Open Society’s Soros Economic Development Fund (SEDF), together with a partner philanthropy, is providing $500,000, which the Jacobs Foundation has matched for a total of $1 million in funding to the new International Finance Facility for Education (IFFEd).

IFFEd is an innovative financing platform that seeks to catalyze significant resources for global education needs and serve as a model for financing interventions for an array of other global challenges.

Mark Malloch-Brown, president of the Open Society Foundations, said: “With the world facing increased demands for global climate and developing funding, this initiative shows how new approaches can increase the amount of money that MDBs can lend at concessional rates from existing resources—without jeopardizing their own credit standing.”
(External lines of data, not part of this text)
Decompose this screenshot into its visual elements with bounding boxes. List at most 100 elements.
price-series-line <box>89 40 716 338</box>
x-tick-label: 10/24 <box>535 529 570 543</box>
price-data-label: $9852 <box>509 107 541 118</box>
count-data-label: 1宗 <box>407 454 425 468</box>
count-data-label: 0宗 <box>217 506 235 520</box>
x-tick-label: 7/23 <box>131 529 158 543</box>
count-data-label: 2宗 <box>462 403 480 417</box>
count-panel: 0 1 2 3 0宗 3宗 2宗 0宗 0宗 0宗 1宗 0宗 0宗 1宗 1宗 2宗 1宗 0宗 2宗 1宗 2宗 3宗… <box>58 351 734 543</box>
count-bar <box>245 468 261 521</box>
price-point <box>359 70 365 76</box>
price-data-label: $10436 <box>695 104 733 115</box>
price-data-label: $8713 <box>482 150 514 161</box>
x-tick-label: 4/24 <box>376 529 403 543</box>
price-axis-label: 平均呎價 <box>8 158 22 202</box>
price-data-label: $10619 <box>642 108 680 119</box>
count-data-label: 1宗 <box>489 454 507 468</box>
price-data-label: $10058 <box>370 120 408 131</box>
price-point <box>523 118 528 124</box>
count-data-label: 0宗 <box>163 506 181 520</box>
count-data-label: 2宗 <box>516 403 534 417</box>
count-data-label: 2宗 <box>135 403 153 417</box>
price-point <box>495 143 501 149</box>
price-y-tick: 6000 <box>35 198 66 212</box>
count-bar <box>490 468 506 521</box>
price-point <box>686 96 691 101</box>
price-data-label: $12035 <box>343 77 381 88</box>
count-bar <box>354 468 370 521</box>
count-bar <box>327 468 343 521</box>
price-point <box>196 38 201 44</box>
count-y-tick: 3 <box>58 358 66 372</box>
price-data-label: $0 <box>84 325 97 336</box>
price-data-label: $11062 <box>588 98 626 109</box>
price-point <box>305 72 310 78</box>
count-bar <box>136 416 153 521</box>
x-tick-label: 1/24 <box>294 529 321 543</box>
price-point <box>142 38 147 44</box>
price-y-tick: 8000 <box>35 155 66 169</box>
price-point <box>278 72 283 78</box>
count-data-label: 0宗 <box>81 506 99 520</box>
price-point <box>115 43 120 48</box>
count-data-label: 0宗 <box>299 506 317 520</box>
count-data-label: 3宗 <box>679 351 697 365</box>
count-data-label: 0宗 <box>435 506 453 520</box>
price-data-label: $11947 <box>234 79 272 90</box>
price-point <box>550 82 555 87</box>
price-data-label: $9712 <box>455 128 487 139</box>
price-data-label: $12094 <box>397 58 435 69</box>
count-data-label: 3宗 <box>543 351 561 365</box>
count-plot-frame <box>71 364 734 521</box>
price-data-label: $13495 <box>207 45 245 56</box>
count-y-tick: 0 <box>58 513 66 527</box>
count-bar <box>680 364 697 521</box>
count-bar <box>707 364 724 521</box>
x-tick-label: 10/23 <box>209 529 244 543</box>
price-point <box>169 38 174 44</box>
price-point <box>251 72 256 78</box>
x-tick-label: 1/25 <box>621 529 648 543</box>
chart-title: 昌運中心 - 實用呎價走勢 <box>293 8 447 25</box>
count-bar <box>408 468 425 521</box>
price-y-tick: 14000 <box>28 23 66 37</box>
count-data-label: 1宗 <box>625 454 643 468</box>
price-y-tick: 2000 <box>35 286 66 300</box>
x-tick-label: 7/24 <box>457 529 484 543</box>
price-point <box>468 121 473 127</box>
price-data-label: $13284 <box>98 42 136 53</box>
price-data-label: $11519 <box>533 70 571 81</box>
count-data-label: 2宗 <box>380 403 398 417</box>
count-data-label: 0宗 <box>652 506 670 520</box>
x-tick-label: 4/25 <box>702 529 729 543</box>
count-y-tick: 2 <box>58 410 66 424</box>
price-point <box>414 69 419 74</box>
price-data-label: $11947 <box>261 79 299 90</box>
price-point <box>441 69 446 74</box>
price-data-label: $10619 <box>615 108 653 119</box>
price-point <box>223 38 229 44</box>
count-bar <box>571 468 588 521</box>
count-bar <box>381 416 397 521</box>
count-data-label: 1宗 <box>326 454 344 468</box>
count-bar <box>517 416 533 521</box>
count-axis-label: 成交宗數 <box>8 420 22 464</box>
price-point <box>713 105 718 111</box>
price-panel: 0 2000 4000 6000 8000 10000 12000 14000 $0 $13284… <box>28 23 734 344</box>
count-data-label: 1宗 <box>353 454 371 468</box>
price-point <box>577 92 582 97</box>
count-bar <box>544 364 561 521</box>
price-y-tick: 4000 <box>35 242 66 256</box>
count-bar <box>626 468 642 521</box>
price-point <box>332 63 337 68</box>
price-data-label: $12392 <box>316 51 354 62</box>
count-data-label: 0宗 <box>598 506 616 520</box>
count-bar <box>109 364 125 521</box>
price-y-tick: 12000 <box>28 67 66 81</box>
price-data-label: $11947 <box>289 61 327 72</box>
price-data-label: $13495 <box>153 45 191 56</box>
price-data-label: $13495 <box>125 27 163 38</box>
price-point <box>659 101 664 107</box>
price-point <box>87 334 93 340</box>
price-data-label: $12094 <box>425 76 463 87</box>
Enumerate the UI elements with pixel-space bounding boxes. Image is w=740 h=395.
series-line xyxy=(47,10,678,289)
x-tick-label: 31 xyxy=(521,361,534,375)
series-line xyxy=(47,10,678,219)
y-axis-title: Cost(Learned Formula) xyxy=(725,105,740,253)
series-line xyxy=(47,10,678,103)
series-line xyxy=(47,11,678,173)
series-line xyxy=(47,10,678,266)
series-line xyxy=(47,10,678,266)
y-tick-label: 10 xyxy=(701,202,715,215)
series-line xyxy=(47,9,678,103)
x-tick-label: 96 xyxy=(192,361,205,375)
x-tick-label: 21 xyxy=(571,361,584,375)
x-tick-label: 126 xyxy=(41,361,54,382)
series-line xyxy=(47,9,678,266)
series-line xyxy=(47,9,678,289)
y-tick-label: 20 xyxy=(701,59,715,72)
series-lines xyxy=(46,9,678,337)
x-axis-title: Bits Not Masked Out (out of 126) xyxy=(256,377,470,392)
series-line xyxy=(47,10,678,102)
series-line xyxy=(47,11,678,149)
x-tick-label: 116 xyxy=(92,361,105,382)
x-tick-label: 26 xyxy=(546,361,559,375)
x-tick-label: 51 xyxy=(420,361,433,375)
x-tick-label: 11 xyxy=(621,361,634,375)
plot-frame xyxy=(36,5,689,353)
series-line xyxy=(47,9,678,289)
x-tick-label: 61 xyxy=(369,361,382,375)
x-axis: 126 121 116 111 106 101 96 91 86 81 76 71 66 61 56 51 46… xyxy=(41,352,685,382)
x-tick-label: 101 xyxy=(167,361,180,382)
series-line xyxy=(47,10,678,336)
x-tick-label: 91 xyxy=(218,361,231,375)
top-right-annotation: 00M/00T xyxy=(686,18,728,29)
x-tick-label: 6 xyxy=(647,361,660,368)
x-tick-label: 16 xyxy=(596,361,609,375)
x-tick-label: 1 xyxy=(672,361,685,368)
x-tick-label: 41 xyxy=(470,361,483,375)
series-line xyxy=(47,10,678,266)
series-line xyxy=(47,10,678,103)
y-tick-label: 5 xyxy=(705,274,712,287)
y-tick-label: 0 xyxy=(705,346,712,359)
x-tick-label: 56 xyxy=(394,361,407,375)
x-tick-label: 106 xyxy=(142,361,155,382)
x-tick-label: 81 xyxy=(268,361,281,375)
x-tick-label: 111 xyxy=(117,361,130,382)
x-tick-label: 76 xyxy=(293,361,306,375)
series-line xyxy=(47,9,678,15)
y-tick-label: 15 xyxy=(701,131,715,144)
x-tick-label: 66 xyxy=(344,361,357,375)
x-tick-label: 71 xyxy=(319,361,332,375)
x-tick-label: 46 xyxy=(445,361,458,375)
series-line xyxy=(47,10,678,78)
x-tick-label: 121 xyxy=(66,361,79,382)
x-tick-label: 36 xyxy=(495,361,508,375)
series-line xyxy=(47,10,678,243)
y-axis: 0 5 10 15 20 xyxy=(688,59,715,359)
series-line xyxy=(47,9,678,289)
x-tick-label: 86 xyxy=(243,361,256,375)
IFFEd was launched in 2022 by UN Secretary-General António Guterres and Gordon Brown, the UN Special Envoy for Global Education. It has developed a guarantee program for lower-middle-income countries which—through credit substitution and other means—seeks to unlock significant new and existing MDB resources.

While developed for education, the approach—if successful—could be applied to climate, health, and other sustainable development goals.

The funding from the three philanthropies will be used to cover some of the additional costs of setting up and administering the IFFEd, which is registered as a public charity in Switzerland, including the costs of acquiring necessary ratings from international credit rating agencies.

Sweden has announced a $200 million guarantee to the IFFEd, while the United Kingdom has said it will commit up to £180 million in grants, capita, and guarantees, with several other countries considering following suit. These funds would be used to support guarantees for MDB education funding—in effect reducing the associated risk for the banks.

“This is an exciting example of how philanthropic funders can pitch in to support innovative approaches in international development and climate finance to unlock new resources to tackle the global challenges we face,” said Georgia Levenson Keohane, chief executive of SEDF. “With IFFEd, we are providing relatively modest support to leverage significant lending to lower-middle-income countries at concessional rates by the MDBs. That would be a huge result.”

MDBs include the regional development banks for Asia, Africa, and the Americas, as well as the World Bank. They are funded by national donors to provide low-interest lending for poverty reduction, climate change, and other development objectives. IFFEd is one of a number of approaches being developed to enable these institutions to lend more against their existing capital resources without undermining their ability to borrow at the lowest possible rates.